Dozenal Money

a personal view by David James

		I was looking at the dozenal money by Shaun Ferguson when I came across his suggestion that the 1d, 3d and 6d coins be resurrected. These are not in fact the best denominations to use in terms of minimising the number of coins needed to make change. In a decimal currency, or at least one that is set up as well as such a currency can be, the ideal combination is 1, 2 and 5 (in North America we use 1 and 5, then 10 and 25 and then after that do we get to $1, $2 (not in US) and $5 - which probably explains why everyone over here complains about how many pennies they have). In a dozenal currency there are more options. I have found that {1, 3 and 4}, {1, 4, 6}, and, somewhat surprisingly, {1, 3, 5}, and even {1, 3, 7} to be all equally efficient and all are better than {1, 3, 6}. My personal preference would be {1, 4, 6} and then (1, 3, 4}. I would tend to stay away from series like {1, 2, 3, 6}, {1, 2, 4, 6}, {1, 2, 3, 4} and {1, 2, 3, 4, 6} since these just add extra coins that really aren't needed.
Here are tables showing my calculations, starting with a familiar example from the decimal system. (Averages, where approximate, rounded to 2 decimal places)

Comments by Andrew Sieber

David James expresses a preference for (1,4,6) but doesn't give reasons. Here are some reasons in support of that preference.

1. Counting up by 1 from value 0 to eleven using the minimum coins for each value (1,4,6), (1,3,5) and (1,3,7) allow 7 transitions by just adding coins and only 4 require replacing coins. In contrast (1,3,4) allows 4 transitions by just adding coins and 7 require replacing coins. The same holds for removing versus replacing coins while counting down.
2. If the next higher order of magnitude has no dedicated unit coins or notes (or none happen to be at hand), then forming a unit of it requires just two coins (two 6s) with (1,4,6) but requires three coins (three 4s) with (1,3,4), four coins (four 3s, or a 5, two 3s and a 1) with (1,3,5) and four coins (four 3s, or a 7, a 3 and two 1s) with (1,3,7), and in general forming any round value in that magnitude requires more coins with (1,3,4) or (1,3,5) than with (1,4,6) and on average slightly more with (1,3,7) than with (1,4,6). (1,3,7) requires less coins than (1,3,4) or (1,3,5) for units greater than 1 in the higher magnitude.
3. If coin sizes are proportional to value then the middle and large coins for (1,4,6) are easier to distinguish than for (1,3,4), since the large coin is 3/2 the size of the middle coin instead of just 4/3. But (1,3,5) is even better, and (1,3,7) the best in this regard.
4. For (1,3,4) and (1,4,6) all coins are even divisions of the next higher order of magnitude.
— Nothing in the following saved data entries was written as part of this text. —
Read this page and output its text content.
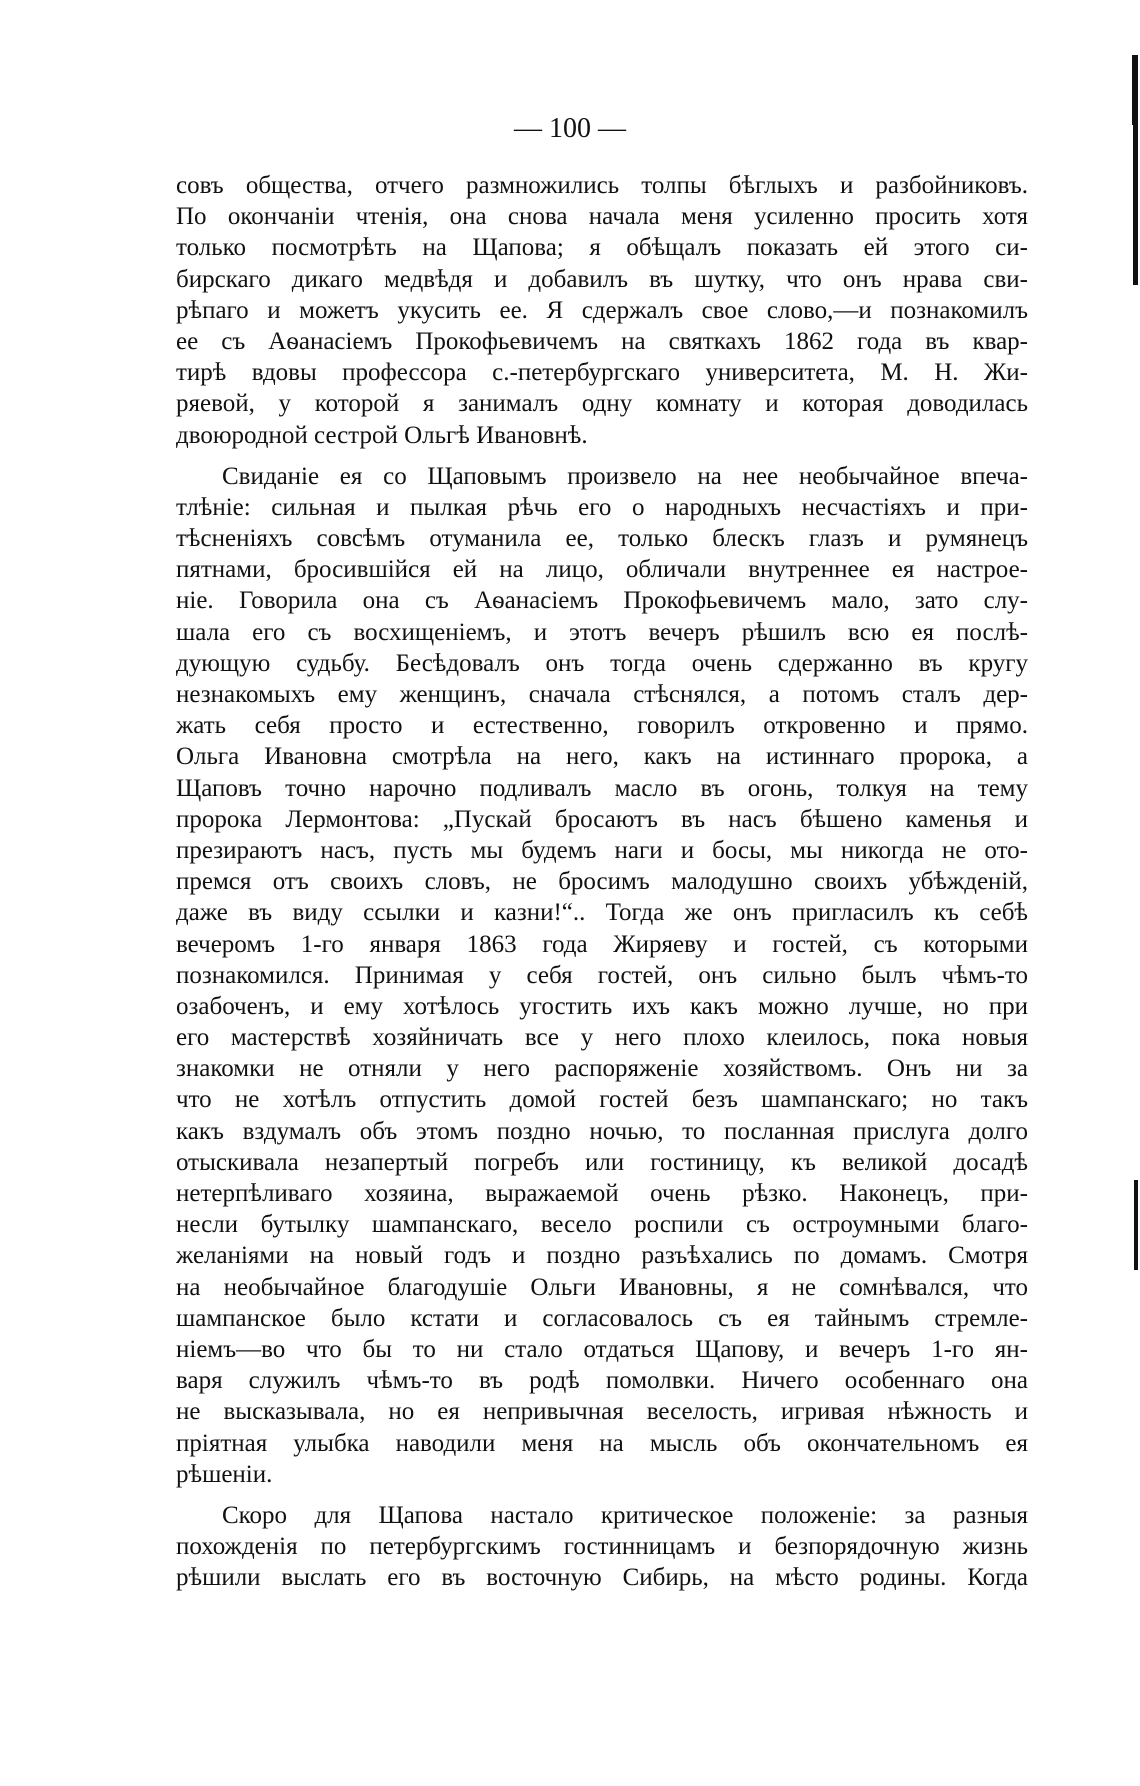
— 100 —
совъ общества, отчего размножились толпы бѣглыхъ и разбойниковъ.
По окончаніи чтенія, она снова начала меня усиленно просить хотя
только посмотрѣть на Щапова; я обѣщалъ показать ей этого си-
бирскаго дикаго медвѣдя и добавилъ въ шутку, что онъ нрава сви-
рѣпаго и можетъ укусить ее. Я сдержалъ свое слово,—и познакомилъ
ее съ Аѳанасіемъ Прокофьевичемъ на святкахъ 1862 года въ квар-
тирѣ вдовы профессора с.-петербургскаго университета, М. Н. Жи-
ряевой, у которой я занималъ одну комнату и которая доводилась
двоюродной сестрой Ольгѣ Ивановнѣ.
Свиданіе ея со Щаповымъ произвело на нее необычайное впеча-
тлѣніе: сильная и пылкая рѣчь его о народныхъ несчастіяхъ и при-
тѣсненіяхъ совсѣмъ отуманила ее, только блескъ глазъ и румянецъ
пятнами, бросившійся ей на лицо, обличали внутреннее ея настрое-
ніе. Говорила она съ Аѳанасіемъ Прокофьевичемъ мало, зато слу-
шала его съ восхищеніемъ, и этотъ вечеръ рѣшилъ всю ея послѣ-
дующую судьбу. Бесѣдовалъ онъ тогда очень сдержанно въ кругу
незнакомыхъ ему женщинъ, сначала стѣснялся, а потомъ сталъ дер-
жать себя просто и естественно, говорилъ откровенно и прямо.
Ольга Ивановна смотрѣла на него, какъ на истиннаго пророка, а
Щаповъ точно нарочно подливалъ масло въ огонь, толкуя на тему
пророка Лермонтова: „Пускай бросаютъ въ насъ бѣшено каменья и
презираютъ насъ, пусть мы будемъ наги и босы, мы никогда не ото-
премся отъ своихъ словъ, не бросимъ малодушно своихъ убѣжденій,
даже въ виду ссылки и казни!“.. Тогда же онъ пригласилъ къ себѣ
вечеромъ 1-го января 1863 года Жиряеву и гостей, съ которыми
познакомился. Принимая у себя гостей, онъ сильно былъ чѣмъ-то
озабоченъ, и ему хотѣлось угостить ихъ какъ можно лучше, но при
его мастерствѣ хозяйничать все у него плохо клеилось, пока новыя
знакомки не отняли у него распоряженіе хозяйствомъ. Онъ ни за
что не хотѣлъ отпустить домой гостей безъ шампанскаго; но такъ
какъ вздумалъ объ этомъ поздно ночью, то посланная прислуга долго
отыскивала незапертый погребъ или гостиницу, къ великой досадѣ
нетерпѣливаго хозяина, выражаемой очень рѣзко. Наконецъ, при-
несли бутылку шампанскаго, весело роспили съ остроумными благо-
желаніями на новый годъ и поздно разъѣхались по домамъ. Смотря
на необычайное благодушіе Ольги Ивановны, я не сомнѣвался, что
шампанское было кстати и согласовалось съ ея тайнымъ стремле-
ніемъ—во что бы то ни стало отдаться Щапову, и вечеръ 1-го ян-
варя служилъ чѣмъ-то въ родѣ помолвки. Ничего особеннаго она
не высказывала, но ея непривычная веселость, игривая нѣжность и
пріятная улыбка наводили меня на мысль объ окончательномъ ея
рѣшеніи.
Скоро для Щапова настало критическое положеніе: за разныя
похожденія по петербургскимъ гостинницамъ и безпорядочную жизнь
рѣшили выслать его въ восточную Сибирь, на мѣсто родины. Когда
This isn't the case for (1,3,5) and (1,3,7).

So:

1. (1,4,6), (1,3,5) and (1,3,7) are better than (1,3,4)
2. (1,4,6) is better than (1,3,4), (1,3,5) and (1,3,7)
3. (1,3,7) is better than (1,3,5), which is better than (1,4,6), which is better than (1,3,4).
4. (1,3,4) and (1,4,6) are better than (1,3,5) and (1,3,7).

Scores (2 points for winning - or tying for a win - an item, 0 for losing, 1 for coming in the middle):

• (1,3,4) : 2
• (1,3,5) : 3
• (1,3,7) : 4
• (1,4,6) : 6

So overall (1,4,6) wins, Intuitively, winning D is required; in this case only (1,3,4) and (1,4,6) qualify, and since (1,4,6) beats (1,3,4) in all three of the other items, (1,4,6) is the definite overall winner.

Another difference between (1,3,4) and (1,4,6), which could be an advantage for either one:
1,4,6) has a unique combination of coins for every value, but (1,3,4) has two minimum combinations for 9 (two 4s and a 1, or three 3s). But even if this were an advantage for (1,3,4) it still wouldn't affect the overall winner.